SHELBYVILLE, KY. (WDRB) -- In a county filled with show horses and thoroughbreds, a different breed may deserve the biggest prize. Its works can't be valued in dollars, but rather in lives changed every day on a Shelbyville Farm.
"I do love my job, I do very much so," says Megan Bereskin of The LUCI Center. The LUCI Center is a therapeutic horseback riding facility tailored specifically to children and adults with special needs." Anything from cerebral palsy to multiple sclerosis to traumatic brain injury, Down Syndrome, autism," says Pamela Nieto, the owner and founder.

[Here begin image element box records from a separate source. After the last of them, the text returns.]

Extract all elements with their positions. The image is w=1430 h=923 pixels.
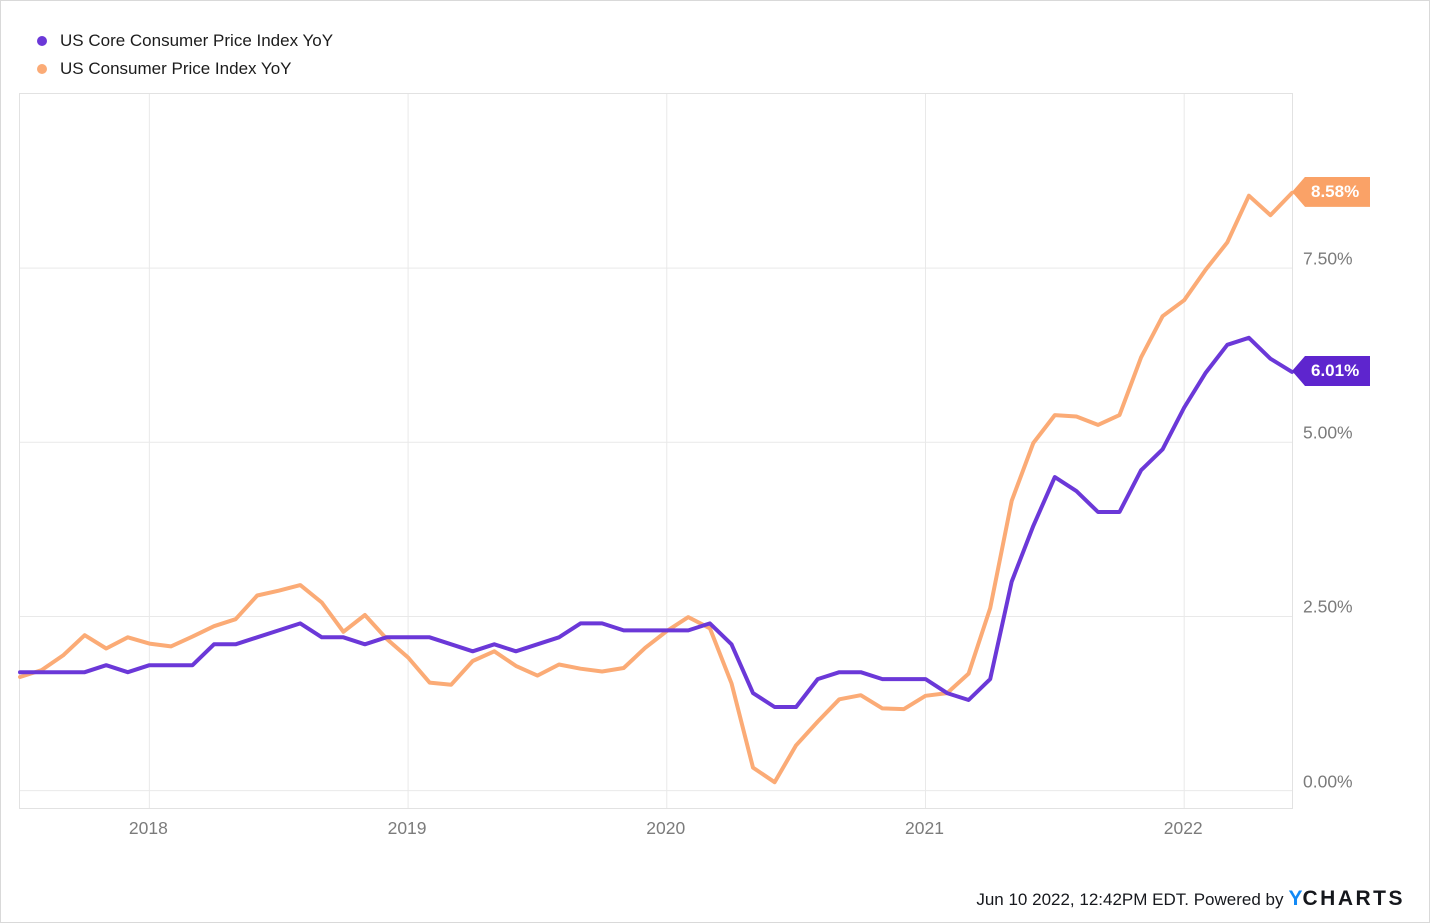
chart-svg	[18, 94, 1294, 808]
x-axis-tick-label: 2021	[905, 818, 944, 838]
y-axis-tick-label: 0.00%	[1303, 771, 1353, 792]
legend-dot-cpi-icon	[37, 64, 47, 74]
series-line-us-core-consumer-price-index-yoy	[18, 335, 1294, 709]
footer: Jun 10 2022, 12:42PM EDT. Powered by YCH…	[976, 887, 1405, 911]
ycharts-logo-text: CHARTS	[1302, 887, 1405, 910]
footer-timestamp: Jun 10 2022, 12:42PM EDT. Powered by	[976, 890, 1284, 909]
legend-label-cpi: US Consumer Price Index YoY	[60, 59, 292, 78]
legend: US Core Consumer Price Index YoY US Cons…	[37, 27, 333, 83]
end-value-badge-us-core-consumer-price-index-yoy: 6.01%	[1292, 355, 1371, 386]
legend-item-core-cpi: US Core Consumer Price Index YoY	[37, 27, 333, 55]
ycharts-logo[interactable]: YCHARTS	[1288, 887, 1405, 911]
series-line-us-consumer-price-index-yoy	[18, 190, 1294, 785]
x-axis-tick-label: 2020	[646, 818, 686, 838]
legend-item-cpi: US Consumer Price Index YoY	[37, 55, 333, 83]
x-axis-tick-label: 2018	[128, 818, 168, 838]
end-value-badge-us-consumer-price-index-yoy: 8.58%	[1292, 176, 1371, 207]
legend-dot-core-cpi-icon	[37, 36, 47, 46]
ycharts-logo-y-icon: Y	[1288, 887, 1303, 910]
x-axis-tick-label: 2019	[387, 818, 427, 838]
y-axis-tick-label: 5.00%	[1303, 422, 1353, 443]
y-axis-tick-label: 2.50%	[1303, 596, 1353, 617]
plot-area[interactable]	[18, 93, 1294, 809]
x-axis-tick-label: 2022	[1163, 818, 1203, 838]
legend-label-core-cpi: US Core Consumer Price Index YoY	[60, 31, 334, 50]
y-axis-tick-label: 7.50%	[1303, 248, 1353, 269]
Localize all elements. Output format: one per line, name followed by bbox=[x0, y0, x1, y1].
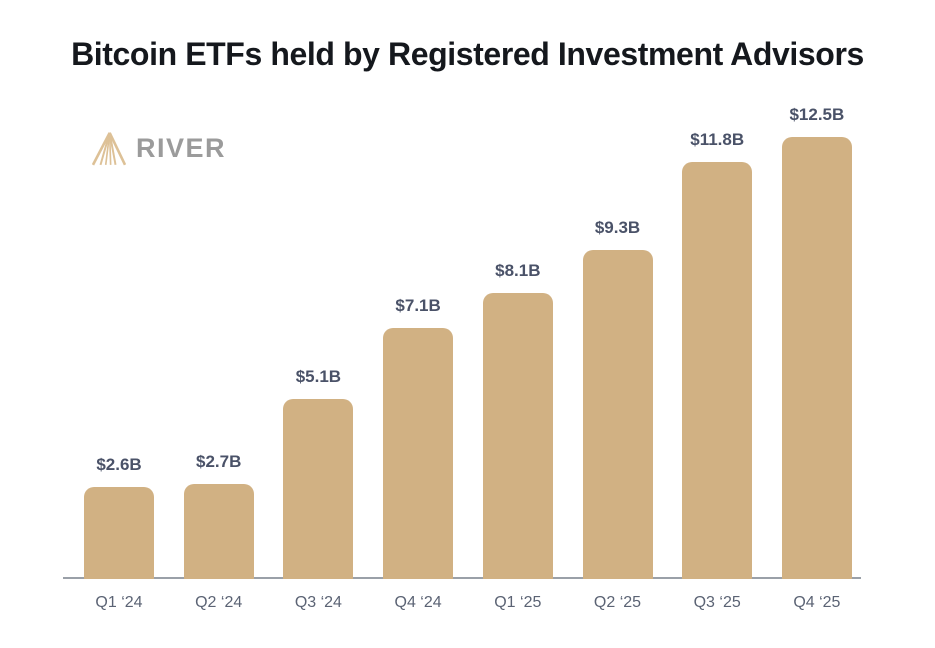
bar bbox=[383, 327, 454, 579]
x-axis-label: Q1 ‘25 bbox=[494, 594, 542, 611]
bar-chart: $2.6B Q1 ‘24 $2.7B Q2 ‘24 $5.1B Q3 ‘24 $7.1B Q4… bbox=[63, 0, 861, 611]
x-axis-label: Q2 ‘24 bbox=[195, 594, 243, 611]
x-axis-label: Q3 ‘25 bbox=[693, 594, 741, 611]
x-axis-label: Q3 ‘24 bbox=[294, 594, 342, 611]
x-axis-label: Q4 ‘25 bbox=[793, 594, 841, 611]
bar-value-label: $12.5B bbox=[789, 105, 845, 124]
bar bbox=[84, 487, 154, 579]
bar-value-label: $7.1B bbox=[395, 295, 441, 315]
x-axis-label: Q4 ‘24 bbox=[394, 594, 442, 611]
bar bbox=[482, 292, 553, 579]
bar-value-label: $2.7B bbox=[196, 451, 242, 471]
chart-title: Bitcoin ETFs held by Registered Investme… bbox=[71, 36, 864, 72]
bar bbox=[283, 398, 354, 579]
bar-value-label: $11.8B bbox=[690, 129, 745, 149]
bar bbox=[682, 161, 753, 579]
river-logo: RIVER bbox=[92, 130, 226, 167]
bar bbox=[781, 137, 852, 579]
x-axis-label: Q2 ‘25 bbox=[593, 594, 642, 611]
bar-value-label: $2.6B bbox=[96, 455, 142, 475]
bar-value-label: $5.1B bbox=[295, 366, 342, 386]
bar-value-label: $8.1B bbox=[495, 260, 541, 280]
x-axis-line bbox=[63, 577, 861, 579]
bar bbox=[183, 483, 254, 579]
river-mountain-icon bbox=[92, 132, 126, 166]
x-axis-label: Q1 ‘24 bbox=[95, 594, 143, 611]
river-logo-text: RIVER bbox=[136, 133, 227, 163]
bar-value-label: $9.3B bbox=[594, 218, 641, 238]
bar bbox=[582, 250, 653, 579]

Nieto launched the center in 1997, moved onto the current farm in 2006, and says the LUCI Center now serves 30 people a week, from three to 80 years old. Bereskin explains, "The horses movement out of walk mimics the way a person would walk. You get the same muscle reactions so that stimulates the rider to do other things." Bereskin says she has cried along with her client's parents when you special needs kids take those first steps.
LUCI stands for Love Understanding Care and Involvement. Leaders say it is not just recreation. Each instructor holds or works toward industry certification and all clients are patients under doctor's orders. Nieto says, "It's fun therapy."
A horse called Danny Boy shares the sprawling 50-acre farm with 14 other horses and five minis. But Danny and all the horses at the LUCI Center will soon be moving because the farm was just sold. Plans are to build a new, more handicapped-accessible center on a smaller lot across the street. Nieto says, "Part of it is the economy and I think what you have to do is look wisely forward." She says therapy will continue during construction on a temporary site seven miles away.
Bereskin looks forward to working with Danny boy again in April at the start of the LUCI Center's new season. She said, "It's an amazing feeling to know that you're making a difference in someone else's life."